Folk economy is one of the main components of popular culture, and also plays a major role in cultural structure.
In rural parts of Anatolia, economic life mostly depends on agriculture and livestock raising.
The term of folk economy refers to the all various ways in which people try to make a living. Altough popularly regarded as a single factor, in fact, it covers the whole of social life, including even folk architecture or beliefs, and directly shapes social structure.
Beekeeping, activities in mountain pastures, migration, hunting and handicrafts are supplementary parts of the folk economy.
The folk economy also influences popular beliefs, as in the examples below:
- Seed sowing must be carried out in April.
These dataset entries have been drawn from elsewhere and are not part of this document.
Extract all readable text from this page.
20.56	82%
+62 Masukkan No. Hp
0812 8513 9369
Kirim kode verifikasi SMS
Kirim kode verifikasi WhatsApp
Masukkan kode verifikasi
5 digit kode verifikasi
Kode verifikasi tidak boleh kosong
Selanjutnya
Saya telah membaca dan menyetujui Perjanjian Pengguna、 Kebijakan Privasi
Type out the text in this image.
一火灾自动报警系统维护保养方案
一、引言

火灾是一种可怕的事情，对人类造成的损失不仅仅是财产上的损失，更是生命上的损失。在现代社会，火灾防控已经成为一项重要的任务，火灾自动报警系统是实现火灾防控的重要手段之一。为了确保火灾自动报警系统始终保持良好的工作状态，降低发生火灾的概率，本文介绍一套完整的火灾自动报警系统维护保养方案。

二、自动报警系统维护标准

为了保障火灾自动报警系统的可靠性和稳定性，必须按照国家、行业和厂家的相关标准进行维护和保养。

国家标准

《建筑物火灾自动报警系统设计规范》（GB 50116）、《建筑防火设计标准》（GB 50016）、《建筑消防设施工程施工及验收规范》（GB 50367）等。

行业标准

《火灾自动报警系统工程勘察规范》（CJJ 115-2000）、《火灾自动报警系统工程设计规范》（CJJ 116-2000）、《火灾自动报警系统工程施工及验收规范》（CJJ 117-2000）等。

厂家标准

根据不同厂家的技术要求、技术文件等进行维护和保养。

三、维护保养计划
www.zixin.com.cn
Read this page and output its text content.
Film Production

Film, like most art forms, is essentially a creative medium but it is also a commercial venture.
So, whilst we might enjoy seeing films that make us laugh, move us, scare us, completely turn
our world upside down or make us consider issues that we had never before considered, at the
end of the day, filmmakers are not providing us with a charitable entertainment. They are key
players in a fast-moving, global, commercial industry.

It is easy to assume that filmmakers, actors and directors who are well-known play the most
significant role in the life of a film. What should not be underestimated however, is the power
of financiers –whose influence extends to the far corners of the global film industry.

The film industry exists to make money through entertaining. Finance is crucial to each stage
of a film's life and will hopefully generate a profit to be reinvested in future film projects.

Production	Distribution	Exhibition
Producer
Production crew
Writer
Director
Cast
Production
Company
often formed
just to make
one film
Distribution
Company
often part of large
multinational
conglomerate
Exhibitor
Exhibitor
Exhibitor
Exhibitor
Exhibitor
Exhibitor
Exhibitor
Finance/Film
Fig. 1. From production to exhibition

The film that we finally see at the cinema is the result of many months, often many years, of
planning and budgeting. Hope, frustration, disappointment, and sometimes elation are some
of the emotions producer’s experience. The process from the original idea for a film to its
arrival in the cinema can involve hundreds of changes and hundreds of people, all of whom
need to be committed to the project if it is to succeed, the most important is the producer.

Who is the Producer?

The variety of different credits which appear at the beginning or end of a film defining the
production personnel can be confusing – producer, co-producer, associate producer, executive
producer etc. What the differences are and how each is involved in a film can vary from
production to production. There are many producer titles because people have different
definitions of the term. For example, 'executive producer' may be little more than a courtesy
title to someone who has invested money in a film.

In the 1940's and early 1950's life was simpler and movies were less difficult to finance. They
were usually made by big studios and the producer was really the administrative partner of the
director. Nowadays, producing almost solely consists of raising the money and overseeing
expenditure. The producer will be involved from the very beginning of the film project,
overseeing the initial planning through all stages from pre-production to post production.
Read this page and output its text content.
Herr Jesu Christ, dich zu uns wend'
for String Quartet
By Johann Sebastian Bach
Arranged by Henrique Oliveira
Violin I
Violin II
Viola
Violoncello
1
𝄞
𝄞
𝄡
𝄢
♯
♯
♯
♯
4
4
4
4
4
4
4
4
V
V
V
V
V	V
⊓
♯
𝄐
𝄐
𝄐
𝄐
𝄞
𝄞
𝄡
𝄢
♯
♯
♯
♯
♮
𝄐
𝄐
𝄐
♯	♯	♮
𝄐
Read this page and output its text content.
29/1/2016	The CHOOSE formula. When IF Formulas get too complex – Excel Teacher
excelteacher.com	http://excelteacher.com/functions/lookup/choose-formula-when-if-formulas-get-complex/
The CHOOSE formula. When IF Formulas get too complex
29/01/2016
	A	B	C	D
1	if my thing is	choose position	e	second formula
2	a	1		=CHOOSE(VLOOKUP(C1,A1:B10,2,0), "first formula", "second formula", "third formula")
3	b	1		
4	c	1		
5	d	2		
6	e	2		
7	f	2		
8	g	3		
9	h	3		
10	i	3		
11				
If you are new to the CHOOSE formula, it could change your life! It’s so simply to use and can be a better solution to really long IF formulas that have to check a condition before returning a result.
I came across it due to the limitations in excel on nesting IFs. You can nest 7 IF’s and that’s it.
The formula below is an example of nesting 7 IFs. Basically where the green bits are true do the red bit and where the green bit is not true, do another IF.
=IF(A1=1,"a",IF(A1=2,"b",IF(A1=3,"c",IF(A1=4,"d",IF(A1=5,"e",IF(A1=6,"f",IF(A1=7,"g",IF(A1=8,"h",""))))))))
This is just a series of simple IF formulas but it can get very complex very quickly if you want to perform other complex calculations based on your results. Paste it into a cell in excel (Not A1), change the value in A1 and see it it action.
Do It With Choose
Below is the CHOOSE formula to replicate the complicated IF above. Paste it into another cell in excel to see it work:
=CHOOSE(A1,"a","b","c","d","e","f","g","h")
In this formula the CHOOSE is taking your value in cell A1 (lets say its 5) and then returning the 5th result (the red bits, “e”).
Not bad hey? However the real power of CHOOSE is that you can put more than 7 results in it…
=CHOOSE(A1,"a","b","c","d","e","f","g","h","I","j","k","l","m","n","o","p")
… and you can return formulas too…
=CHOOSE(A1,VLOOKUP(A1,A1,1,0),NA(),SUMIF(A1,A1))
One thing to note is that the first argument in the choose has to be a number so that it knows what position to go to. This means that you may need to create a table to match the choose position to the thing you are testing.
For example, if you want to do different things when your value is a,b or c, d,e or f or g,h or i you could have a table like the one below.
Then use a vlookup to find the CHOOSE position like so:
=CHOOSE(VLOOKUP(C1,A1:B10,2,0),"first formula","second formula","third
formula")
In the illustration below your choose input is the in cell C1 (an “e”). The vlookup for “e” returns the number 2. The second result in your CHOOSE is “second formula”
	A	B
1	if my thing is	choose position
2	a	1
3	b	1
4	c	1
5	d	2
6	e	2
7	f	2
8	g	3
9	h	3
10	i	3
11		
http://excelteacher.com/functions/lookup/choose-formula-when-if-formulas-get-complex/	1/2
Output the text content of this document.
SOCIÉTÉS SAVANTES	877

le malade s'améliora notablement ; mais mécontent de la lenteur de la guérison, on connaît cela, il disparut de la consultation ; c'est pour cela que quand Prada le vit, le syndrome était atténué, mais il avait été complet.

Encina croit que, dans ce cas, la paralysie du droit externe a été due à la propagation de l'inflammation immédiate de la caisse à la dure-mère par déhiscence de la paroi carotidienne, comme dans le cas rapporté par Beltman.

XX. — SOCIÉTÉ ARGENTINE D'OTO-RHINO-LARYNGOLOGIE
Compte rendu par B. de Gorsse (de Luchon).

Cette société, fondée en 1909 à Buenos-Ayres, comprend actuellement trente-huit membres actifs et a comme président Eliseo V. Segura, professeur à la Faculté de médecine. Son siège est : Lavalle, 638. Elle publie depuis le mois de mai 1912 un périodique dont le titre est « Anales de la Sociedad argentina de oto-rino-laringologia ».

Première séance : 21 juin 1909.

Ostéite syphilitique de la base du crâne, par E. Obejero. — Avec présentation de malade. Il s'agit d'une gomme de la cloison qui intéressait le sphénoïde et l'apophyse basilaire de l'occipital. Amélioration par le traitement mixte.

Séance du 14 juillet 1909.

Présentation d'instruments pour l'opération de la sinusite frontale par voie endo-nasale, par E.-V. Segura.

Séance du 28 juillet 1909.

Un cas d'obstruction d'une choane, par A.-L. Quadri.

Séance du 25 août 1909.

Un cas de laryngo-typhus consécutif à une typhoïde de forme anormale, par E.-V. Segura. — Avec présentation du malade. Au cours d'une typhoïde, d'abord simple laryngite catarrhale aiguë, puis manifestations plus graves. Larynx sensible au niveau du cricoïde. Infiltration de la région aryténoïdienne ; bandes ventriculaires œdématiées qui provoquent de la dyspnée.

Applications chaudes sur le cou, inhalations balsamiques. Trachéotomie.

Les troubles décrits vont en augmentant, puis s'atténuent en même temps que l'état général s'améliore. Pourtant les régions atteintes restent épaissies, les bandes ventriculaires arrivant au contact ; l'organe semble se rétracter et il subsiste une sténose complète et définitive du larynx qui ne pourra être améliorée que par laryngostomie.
Approximately one month before
sowing, the different seeds are taken from the house and placed in the garden. (In order for the crop to be plentiful)
- People do not give seeds to their neighbours before they sow their own gardens. (It is believed that this will protect the prosperity of the household)
- The seeds of sweet-tasting foods are put in the garden first, and hot and bitter-tasting food seeds are put in after. (in order to make the year sweet and peaceful)
- Woman do not sow seeds or plant young trees if they are menstruating. (In order for the crop to be plentiful)
- Ribbons of different colors are tied to cows’ tails. (In order to masintain the cow’s milk output)
- Old people go outside their houses when it is hailing, shake to the noise of the thunder and shout: “Let my churn be speedy”
- During, and three days before religious festivals, people do not cut branches off trees, since they believe that the branches are performing their ritual prayers.
- People let their oxen enter the house on New Year’s Eve. If the ox enters the house with its right hoof first, it is believed that whole year will be plentiful.
- On New Year’s Eve, women throw beans at the walls. (In order to live in prosperity)
- People come together and pray for rain. If there is too much rain, however, then they pray together for it to stop.
- Anyone who draws water from a fountain on New Year’s morning is believed to become rich.
-A few days before the New Year, mills are prepared and all flour pots are filled. It is believed that if the pots are full on New Year’s Day they will remain full for the rest of the year.